Era el hombre más imponente que había visto nunca. Las fotos no le hacían justicia. Además de guapísimo, tenía un aire de seguridad, de virilidad, que la hacía consciente de su propio sexo.
Dado que ella pasaba mucho tiempo rodeada de hombres, a menudo hombres guapos sin ningún escrúpulo, eso la sorprendía.
Un escalofrío recorrió su columna vertebral. Una cosa era tramar el escandaloso plan, acurrucadas en la habitación de Sadia a medianoche, otra muy distinta llevarlo a cabo.
Estuvo a punto de echarse atrás cuando leyó artículos sobre el agudo intelecto del jeque Zamir y sus proezas tanto en el gobierno como en cualquier actividad atlética. La prensa lo describía como alguien que podía llevar las riendas de su país, y de sí mismo, fueran cuales fueran las circunstancias.
No sería fácil vencer a un hombre así.
Desearía poder olvidar el descabellado plan, pero su prima estaba desesperada.
Se sintió paralizada, con una mezcla de miedo y emoción, cuando el jeque Zamir se dirigió hacia la limusina. Se le puso el corazón en la garganta al ver la amplitud de sus hombros bajo la túnica tradicional, las manos poderosas y bien formadas y el brillo de los ojos de ébano en un rostro duro y atractivo que le hacía sentir algo por dentro.

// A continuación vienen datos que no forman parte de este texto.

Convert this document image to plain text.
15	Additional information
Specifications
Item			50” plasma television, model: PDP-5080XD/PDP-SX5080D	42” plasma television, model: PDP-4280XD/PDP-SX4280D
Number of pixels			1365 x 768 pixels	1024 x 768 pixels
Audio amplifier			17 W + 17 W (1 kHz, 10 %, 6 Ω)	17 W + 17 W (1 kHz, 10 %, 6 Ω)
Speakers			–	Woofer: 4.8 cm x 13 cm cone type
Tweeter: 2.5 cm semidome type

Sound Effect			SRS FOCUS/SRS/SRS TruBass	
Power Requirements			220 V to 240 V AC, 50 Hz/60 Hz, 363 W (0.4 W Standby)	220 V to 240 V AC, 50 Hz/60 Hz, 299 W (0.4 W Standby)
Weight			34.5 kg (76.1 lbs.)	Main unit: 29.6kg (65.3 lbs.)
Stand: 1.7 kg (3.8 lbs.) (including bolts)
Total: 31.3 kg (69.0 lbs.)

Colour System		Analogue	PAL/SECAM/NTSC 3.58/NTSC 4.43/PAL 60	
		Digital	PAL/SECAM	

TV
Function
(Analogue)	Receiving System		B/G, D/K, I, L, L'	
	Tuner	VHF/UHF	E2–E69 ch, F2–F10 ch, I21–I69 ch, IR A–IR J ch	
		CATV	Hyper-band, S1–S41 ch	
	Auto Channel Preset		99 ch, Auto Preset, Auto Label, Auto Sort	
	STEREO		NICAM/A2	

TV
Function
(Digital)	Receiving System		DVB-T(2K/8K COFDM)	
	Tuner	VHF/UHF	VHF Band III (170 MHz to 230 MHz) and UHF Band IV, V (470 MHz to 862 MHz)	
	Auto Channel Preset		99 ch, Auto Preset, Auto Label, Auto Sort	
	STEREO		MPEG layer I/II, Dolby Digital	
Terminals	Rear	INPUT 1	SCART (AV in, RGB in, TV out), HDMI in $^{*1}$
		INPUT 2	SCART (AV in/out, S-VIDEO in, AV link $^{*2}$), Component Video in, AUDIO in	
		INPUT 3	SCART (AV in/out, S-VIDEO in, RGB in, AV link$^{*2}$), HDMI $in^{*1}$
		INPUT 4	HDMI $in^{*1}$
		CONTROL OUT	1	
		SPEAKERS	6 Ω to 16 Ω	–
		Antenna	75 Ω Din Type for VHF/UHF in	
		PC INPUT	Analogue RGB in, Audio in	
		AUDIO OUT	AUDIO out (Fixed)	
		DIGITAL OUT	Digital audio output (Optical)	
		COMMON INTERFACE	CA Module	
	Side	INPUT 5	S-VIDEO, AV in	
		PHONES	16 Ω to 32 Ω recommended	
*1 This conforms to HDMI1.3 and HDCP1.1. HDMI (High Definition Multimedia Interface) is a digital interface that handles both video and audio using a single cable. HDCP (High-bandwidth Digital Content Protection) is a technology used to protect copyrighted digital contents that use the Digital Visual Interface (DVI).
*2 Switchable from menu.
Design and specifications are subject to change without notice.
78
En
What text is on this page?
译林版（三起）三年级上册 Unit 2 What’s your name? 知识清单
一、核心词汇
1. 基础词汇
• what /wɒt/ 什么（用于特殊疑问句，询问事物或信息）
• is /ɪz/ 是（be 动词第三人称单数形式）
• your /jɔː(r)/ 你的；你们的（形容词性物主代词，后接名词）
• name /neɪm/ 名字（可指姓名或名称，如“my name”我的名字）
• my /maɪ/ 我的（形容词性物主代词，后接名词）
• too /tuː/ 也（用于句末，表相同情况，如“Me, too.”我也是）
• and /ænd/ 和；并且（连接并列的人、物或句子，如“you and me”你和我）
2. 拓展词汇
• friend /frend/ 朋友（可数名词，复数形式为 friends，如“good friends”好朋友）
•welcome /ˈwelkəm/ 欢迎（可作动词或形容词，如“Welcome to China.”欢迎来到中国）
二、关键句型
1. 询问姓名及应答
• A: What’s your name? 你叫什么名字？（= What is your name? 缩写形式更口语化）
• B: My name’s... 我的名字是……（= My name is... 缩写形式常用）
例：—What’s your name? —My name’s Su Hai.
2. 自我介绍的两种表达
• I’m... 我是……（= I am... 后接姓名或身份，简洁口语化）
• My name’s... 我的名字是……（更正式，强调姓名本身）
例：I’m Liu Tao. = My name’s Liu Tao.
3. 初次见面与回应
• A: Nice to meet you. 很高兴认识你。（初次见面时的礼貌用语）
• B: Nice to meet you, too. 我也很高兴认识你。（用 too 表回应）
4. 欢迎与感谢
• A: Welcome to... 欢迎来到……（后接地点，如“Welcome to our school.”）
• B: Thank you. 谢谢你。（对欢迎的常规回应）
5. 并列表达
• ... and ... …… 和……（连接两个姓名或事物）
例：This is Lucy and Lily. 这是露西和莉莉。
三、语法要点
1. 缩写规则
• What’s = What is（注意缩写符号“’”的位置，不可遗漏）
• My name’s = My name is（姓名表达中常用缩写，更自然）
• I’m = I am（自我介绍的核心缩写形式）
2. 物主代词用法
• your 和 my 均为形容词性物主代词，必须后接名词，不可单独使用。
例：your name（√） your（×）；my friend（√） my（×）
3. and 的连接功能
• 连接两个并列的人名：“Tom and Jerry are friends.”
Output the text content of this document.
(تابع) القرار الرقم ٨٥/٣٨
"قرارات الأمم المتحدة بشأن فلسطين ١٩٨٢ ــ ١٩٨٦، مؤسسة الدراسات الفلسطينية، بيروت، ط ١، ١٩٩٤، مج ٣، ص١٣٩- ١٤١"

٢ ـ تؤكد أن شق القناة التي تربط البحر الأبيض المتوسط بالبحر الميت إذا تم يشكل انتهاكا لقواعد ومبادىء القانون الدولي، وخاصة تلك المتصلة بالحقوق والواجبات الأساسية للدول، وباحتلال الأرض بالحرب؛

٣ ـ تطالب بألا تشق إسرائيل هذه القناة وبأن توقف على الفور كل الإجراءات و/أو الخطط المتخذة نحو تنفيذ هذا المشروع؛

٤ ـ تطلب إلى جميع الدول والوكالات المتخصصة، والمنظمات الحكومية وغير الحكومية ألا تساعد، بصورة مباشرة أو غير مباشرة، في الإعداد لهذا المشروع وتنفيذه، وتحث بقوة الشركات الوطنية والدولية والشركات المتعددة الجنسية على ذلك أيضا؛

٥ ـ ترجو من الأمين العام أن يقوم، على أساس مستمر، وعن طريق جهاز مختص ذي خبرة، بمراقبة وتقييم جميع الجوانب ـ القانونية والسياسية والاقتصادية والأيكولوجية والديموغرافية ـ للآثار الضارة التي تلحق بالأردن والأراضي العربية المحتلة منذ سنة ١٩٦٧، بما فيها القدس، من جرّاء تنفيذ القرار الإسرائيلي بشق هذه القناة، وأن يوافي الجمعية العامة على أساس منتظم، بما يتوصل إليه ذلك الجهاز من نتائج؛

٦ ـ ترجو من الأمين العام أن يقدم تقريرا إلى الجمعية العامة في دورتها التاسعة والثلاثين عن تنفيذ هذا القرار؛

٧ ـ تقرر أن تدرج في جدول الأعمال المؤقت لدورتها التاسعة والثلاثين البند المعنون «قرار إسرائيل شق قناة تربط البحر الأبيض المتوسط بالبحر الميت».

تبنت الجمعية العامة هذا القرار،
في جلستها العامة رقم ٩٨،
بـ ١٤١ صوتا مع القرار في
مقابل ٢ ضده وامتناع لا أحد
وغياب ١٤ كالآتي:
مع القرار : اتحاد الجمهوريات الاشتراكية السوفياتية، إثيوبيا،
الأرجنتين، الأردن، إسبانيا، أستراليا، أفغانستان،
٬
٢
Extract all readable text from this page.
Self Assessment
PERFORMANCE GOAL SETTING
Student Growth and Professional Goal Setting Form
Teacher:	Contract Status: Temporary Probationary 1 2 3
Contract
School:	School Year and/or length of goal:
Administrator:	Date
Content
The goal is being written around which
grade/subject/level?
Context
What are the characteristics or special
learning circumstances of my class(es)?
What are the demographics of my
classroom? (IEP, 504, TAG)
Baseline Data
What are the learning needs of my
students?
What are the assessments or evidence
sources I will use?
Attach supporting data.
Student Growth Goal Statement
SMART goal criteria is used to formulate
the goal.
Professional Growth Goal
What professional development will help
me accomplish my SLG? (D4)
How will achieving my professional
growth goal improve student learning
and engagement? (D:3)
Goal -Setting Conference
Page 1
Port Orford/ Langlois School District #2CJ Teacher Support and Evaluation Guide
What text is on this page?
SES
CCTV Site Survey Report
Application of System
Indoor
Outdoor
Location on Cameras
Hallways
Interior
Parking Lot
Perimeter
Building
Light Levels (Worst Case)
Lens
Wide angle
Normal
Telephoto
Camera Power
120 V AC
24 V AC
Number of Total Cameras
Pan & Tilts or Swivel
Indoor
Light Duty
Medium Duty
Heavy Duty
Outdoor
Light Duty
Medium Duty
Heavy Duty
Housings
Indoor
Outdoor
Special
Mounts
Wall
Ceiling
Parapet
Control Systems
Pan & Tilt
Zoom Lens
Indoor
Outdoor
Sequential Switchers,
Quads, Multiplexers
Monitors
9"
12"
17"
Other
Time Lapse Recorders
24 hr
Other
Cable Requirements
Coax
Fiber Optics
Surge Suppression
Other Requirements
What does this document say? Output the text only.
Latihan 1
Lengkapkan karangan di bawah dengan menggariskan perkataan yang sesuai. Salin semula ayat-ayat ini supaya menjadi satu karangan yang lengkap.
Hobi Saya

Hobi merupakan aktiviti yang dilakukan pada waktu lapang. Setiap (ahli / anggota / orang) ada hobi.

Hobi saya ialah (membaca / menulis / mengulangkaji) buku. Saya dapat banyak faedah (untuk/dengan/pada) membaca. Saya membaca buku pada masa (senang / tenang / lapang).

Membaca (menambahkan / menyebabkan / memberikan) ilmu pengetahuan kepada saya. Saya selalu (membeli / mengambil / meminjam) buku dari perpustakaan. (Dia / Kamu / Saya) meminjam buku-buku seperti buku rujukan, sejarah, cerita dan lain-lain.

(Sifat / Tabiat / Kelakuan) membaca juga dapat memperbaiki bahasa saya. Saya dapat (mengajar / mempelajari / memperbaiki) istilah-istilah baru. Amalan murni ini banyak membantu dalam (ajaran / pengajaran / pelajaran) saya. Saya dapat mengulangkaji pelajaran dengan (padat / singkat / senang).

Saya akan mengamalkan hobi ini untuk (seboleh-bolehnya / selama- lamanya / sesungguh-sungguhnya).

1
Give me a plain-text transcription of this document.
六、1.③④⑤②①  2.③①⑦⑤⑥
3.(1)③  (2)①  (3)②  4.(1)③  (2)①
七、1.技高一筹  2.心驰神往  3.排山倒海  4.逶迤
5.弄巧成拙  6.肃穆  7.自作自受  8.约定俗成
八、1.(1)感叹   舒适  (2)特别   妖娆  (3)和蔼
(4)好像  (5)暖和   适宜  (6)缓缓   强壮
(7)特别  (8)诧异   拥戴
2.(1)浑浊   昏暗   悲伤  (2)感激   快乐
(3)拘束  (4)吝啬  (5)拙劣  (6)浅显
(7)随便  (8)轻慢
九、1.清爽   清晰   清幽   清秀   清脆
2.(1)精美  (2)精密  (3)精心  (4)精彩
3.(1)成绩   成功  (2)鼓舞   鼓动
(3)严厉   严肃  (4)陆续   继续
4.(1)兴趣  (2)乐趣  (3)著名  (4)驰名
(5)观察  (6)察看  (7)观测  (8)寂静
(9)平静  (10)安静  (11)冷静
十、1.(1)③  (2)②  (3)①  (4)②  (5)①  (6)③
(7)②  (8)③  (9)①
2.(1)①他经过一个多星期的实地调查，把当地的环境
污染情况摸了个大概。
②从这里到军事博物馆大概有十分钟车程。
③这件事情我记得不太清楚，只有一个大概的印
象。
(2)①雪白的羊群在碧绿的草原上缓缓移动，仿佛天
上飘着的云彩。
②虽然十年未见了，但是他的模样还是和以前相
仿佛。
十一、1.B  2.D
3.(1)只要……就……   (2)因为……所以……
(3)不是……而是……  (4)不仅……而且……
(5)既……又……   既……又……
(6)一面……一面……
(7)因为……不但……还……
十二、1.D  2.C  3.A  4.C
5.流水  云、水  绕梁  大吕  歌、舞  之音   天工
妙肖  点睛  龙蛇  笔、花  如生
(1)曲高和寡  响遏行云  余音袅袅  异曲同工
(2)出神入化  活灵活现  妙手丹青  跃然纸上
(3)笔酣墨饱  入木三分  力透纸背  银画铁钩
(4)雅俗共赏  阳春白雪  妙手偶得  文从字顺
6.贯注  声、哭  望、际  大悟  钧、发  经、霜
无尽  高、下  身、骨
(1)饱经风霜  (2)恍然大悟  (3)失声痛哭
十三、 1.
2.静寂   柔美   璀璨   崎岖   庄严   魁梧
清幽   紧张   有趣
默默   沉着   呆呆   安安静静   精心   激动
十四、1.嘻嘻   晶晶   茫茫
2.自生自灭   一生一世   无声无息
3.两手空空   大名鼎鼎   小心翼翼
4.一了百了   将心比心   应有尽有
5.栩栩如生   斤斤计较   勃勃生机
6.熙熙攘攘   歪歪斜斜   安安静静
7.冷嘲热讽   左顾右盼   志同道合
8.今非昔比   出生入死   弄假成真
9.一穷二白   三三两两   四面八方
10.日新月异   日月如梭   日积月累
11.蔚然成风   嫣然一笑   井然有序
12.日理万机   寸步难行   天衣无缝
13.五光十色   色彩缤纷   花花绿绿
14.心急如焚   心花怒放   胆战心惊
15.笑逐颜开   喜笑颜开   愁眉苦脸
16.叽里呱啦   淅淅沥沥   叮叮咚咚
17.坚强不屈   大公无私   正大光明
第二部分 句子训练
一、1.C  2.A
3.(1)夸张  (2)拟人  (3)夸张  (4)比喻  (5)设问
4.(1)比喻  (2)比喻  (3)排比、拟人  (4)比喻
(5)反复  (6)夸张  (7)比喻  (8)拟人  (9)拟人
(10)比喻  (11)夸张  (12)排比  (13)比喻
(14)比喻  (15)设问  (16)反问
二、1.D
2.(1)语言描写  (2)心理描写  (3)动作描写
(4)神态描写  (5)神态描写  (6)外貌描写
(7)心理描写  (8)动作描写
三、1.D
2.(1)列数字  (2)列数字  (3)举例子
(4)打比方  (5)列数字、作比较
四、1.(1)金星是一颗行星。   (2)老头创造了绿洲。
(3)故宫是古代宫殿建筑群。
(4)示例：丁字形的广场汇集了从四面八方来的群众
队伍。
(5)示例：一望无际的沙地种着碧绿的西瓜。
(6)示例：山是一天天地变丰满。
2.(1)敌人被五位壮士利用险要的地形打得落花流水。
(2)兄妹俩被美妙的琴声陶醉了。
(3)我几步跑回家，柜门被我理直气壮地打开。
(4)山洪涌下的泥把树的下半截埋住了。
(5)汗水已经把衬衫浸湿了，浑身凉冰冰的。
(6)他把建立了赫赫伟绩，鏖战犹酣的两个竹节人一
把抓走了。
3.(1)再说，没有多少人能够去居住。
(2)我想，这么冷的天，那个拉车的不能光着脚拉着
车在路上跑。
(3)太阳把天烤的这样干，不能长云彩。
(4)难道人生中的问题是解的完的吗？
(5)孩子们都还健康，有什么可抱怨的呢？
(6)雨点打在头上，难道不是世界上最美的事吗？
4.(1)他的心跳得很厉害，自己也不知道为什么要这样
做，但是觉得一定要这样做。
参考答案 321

Ella estaba acostumbrada a deportistas guapos que se portaban como si fueran dueños del mundo, pero el jeque Zamir era único en su clase.
Miranda pisó el acelerador, esperando que él le preguntase por qué se alejaban de su destino, pero no fue así. Quizá estaba profundamente dormido.
Volvió a mirar por el espejo retrovisor mientras se alejaban de la ciudad y en esa ocasión vio que se movía, pero no para preguntar dónde iban sino para acurrucarse en el asiento. El contraste entre los rasgos severos y masculinos y ese gesto, como si buscara consuelo, envió una espiral de algo desconocido a su corazón.
Miranda apretó los dientes y se concentró en la carretera y en todas las razones por las que estaba haciendo aquello.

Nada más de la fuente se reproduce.